Bonuses instead of a fixed salary

As usual, the owner of several varicose vein clinics had drawn up a handwritten contract with his new trainer and then announced with emotion: “I’ve never seen anything like Udo Lattek in this football business. A really fine human guy. He works here in Schalke, so to speak for free.” And quasi was the decisive (key) word. Because Lattek did not actually get the usual monthly salary, but various payments on specific occasions. First of all 100,000 marks entry fee, then 8000 marks per point and one mark for each home game ticket sold (average audience at Schalke at that time: almost 55,000). In addition, a suite in the Maritim Hotel, free phone calls and the cost of using your own car are included. In the end, however, Lattek no longer collected the bonus of one million marks for the UEFA Cup place and 1.5 million marks for a place ahead of Borussia Dortmund at the end of the season due to continued lack of success.

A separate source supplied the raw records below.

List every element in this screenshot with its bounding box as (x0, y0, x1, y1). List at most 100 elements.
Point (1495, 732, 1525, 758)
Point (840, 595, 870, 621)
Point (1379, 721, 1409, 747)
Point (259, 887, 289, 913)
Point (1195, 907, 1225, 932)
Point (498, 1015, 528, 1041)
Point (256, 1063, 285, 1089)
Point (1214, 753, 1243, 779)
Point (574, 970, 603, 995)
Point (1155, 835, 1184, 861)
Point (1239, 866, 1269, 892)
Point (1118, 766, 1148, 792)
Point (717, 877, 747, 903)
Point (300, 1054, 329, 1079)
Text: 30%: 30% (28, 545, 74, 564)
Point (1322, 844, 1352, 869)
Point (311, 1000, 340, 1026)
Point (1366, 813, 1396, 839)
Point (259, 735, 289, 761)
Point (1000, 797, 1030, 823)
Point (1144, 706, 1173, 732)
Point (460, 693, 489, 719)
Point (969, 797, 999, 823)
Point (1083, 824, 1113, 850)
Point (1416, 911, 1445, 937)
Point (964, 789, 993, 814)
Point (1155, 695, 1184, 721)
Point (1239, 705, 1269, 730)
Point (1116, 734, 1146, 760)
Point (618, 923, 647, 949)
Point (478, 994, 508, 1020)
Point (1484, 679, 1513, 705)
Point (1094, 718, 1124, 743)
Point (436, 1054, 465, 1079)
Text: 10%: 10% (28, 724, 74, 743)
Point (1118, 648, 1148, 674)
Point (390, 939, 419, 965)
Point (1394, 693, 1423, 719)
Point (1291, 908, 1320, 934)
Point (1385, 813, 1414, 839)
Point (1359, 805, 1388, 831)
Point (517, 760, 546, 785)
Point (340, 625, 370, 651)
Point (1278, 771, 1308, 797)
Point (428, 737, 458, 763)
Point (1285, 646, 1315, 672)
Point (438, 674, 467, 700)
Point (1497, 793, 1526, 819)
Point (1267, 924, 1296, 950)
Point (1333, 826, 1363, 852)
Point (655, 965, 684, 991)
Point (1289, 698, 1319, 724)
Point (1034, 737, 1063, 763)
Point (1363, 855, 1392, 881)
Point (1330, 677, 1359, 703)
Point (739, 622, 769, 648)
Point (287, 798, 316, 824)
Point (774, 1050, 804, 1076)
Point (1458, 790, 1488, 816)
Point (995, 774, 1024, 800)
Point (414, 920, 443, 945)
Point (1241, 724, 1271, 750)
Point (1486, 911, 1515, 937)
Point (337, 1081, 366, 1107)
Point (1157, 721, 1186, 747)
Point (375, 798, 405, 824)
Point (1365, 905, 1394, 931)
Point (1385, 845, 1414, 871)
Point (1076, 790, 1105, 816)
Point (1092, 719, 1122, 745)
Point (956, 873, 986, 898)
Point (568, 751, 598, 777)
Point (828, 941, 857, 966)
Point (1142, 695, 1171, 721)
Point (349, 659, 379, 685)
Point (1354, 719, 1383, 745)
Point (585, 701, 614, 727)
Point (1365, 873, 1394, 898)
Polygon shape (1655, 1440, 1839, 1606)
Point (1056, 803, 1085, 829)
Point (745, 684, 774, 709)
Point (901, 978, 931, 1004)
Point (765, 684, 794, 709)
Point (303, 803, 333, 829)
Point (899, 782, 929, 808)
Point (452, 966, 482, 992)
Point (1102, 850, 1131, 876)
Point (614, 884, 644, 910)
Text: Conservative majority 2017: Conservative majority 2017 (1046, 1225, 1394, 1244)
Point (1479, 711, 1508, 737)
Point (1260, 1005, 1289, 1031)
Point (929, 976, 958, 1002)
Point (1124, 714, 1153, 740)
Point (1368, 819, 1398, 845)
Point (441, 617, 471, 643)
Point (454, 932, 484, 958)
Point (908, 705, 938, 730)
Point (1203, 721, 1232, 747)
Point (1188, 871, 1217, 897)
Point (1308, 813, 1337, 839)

To fund the coach, Schalke struck a special deal with their shirt sponsor. From then on, Lattek wore a hat from a large dairy product manufacturer and a smart, very colorful tracksuit on the sidelines. During this time, the living advertising pillar Lattek made a lasting impression as a legendary image in the history of the Bundesliga. But only a few months later, in January 1993, Udo Lattek’s chapter at Schalke was already over – and the days of chaos at Schalke ended with the also extremely special commitment of the former FC St. Pauli coach, Helmut Schulte new thing.